Like the United Nations (UN), for which culture is one of the means of achieving the 17 sustainable development goals it has set itself for 2030, democracies no longer question causes the role of culture and intercultural exchanges in economic development and peace between peoples.
In France, in 2019, cultural activities totaled a production of 95.3 billion euros, according to a report by the Ministry of Culture, and the share of culture in the whole economy stood at 2, 3%. Nearly 693,000 people worked in these sectors (2.6% of the working population). In reality, these numbers are much higher. They take into account neither the indirect economic benefits of culture, nor the totality of the activity of digital players, nor the contribution of free services. Moreover, culture and, even more so, cultural diversity are a driving force for economic development, allowing everyone to lead a more satisfying intellectual, emotional and spiritual life, and to deploy their energy. Finally, in times of crisis, as the Covid-19 pandemic has shown us, culture is a provider of well-being and exchanges. At a time of the temptation to de-globalize and withdraw into oneself, having a rich, open culture that reflects all civilizations and sensitivities is indeed a considerable asset for economic development.
Want to live together
The cultural dimension is present in three quarters of major world conflicts. Attacks on freedom and cultural diversity, observed in some countries, often go hand in hand with belligerent governments and/or serious internal crises. The invasion of Ukraine by Russia, the civil wars in Syria and Yemen, or the conflict in Tigray are just a few examples among the thousands that have marked history. With the return of war to Europe, on our doorstep, it is impossible for us to ignore the importance of exchange between peoples and of knowledge of foreign countries and their differences in order to preserve peace. Culture then offers itself undeniably as an extraordinary binder of peoples.
Governments and supra-governmental organizations, including the United Nations Educational, Scientific and Cultural Organization (UNESCO), play a major role in carrying out the fight for peace through culture. The universal declaration of Unesco on cultural diversity states in particular: “In our increasingly diversified societies, it is essential to ensure harmonious interaction and a desire to live together of people and groups with cultural identities that are both plural , varied and dynamic.
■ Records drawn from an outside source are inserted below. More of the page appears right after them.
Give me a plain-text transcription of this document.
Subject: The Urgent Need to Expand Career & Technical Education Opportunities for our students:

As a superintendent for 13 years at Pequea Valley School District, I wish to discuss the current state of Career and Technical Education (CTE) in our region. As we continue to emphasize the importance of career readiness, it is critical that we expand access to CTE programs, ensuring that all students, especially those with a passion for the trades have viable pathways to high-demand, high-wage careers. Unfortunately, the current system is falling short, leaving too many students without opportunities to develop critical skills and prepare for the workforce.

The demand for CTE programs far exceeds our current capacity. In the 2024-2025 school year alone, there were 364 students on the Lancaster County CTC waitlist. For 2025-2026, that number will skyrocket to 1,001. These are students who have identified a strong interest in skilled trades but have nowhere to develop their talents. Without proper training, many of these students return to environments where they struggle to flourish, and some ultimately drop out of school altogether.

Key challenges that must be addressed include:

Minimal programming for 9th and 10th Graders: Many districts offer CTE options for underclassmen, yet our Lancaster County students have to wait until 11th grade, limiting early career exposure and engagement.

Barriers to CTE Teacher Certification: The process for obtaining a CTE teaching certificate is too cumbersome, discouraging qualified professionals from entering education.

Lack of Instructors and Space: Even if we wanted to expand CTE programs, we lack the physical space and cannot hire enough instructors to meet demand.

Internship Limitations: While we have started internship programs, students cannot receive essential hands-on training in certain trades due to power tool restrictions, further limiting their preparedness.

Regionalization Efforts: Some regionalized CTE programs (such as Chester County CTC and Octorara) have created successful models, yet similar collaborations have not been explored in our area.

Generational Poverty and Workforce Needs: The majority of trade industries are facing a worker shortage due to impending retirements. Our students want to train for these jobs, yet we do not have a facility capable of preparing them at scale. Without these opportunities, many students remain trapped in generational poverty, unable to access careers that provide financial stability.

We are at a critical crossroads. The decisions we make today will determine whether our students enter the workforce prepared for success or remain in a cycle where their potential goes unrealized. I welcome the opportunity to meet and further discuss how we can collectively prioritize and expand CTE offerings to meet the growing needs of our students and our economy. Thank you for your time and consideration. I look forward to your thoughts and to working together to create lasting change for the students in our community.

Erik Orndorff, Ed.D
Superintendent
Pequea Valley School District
Policies promoting the integration and participation of all citizens guarantee social cohesion, the vitality of civil society and peace. »
Governments, public companies and private companies must act in this direction. The content industries, of which Vivendi is one of the world leaders, are in the front line because of their power of influence. This influence has grown with the digitization of society and the democratization of the smartphone from an early age. On almost all continents, we are bombarded with content, useful or less useful. It is our social responsibility to be vigilant, especially in the face of the amplification of this content on social networks. Criticized because the place of many abuses, these also allow different cultures to communicate with each other and can thus contribute to the knowledge, acceptance and recognition of others.
Europe benefits from a valuable cultural wealth compared to other geographical areas where content is more standardized. Our governments are fighting against dietary obesity. What about cultural obesity? When will an advertisement on five different cultural products per day? Why not wake up to Carnatic chants from South India, play the Asphalt video game while on public transport, listen to an opera directed by Herbert von Karajan back home, watch the film Golden Helmet after dinner, and finally read The Most Secret Memory of Men by Mohamed Mbougar Sarr before going to sleep?
Vivendi supports such creation that is diverse, rich and accessible to all audiences. This is the meaning of its CSR policy, Creation for the Future, and its approach when, for example, in 2021, Editis, the number two publisher in France, launched Le Bruit du monde, a house on the program editorial open to the world. Last March, the video game publisher Gameloft created Exploratio, a game whose ambition is to discover the richness of French and to promote mastery of it. Last year, Canal+ Group spent 50% of its investments on local programs, invested 500 million euros in French and European cinema, and restored or digitized 120 old films. Finally, Vivendi set up a solidarity program, Vivendi Create Joy, in 2008 and will soon create a foundation, one of the objectives of which will be to make culture accessible to young people from underprivileged backgrounds.
The momentum must continue. Europe, via its public and private actors, must continue to support and fund culture. Its economic development and peace between peoples are at stake.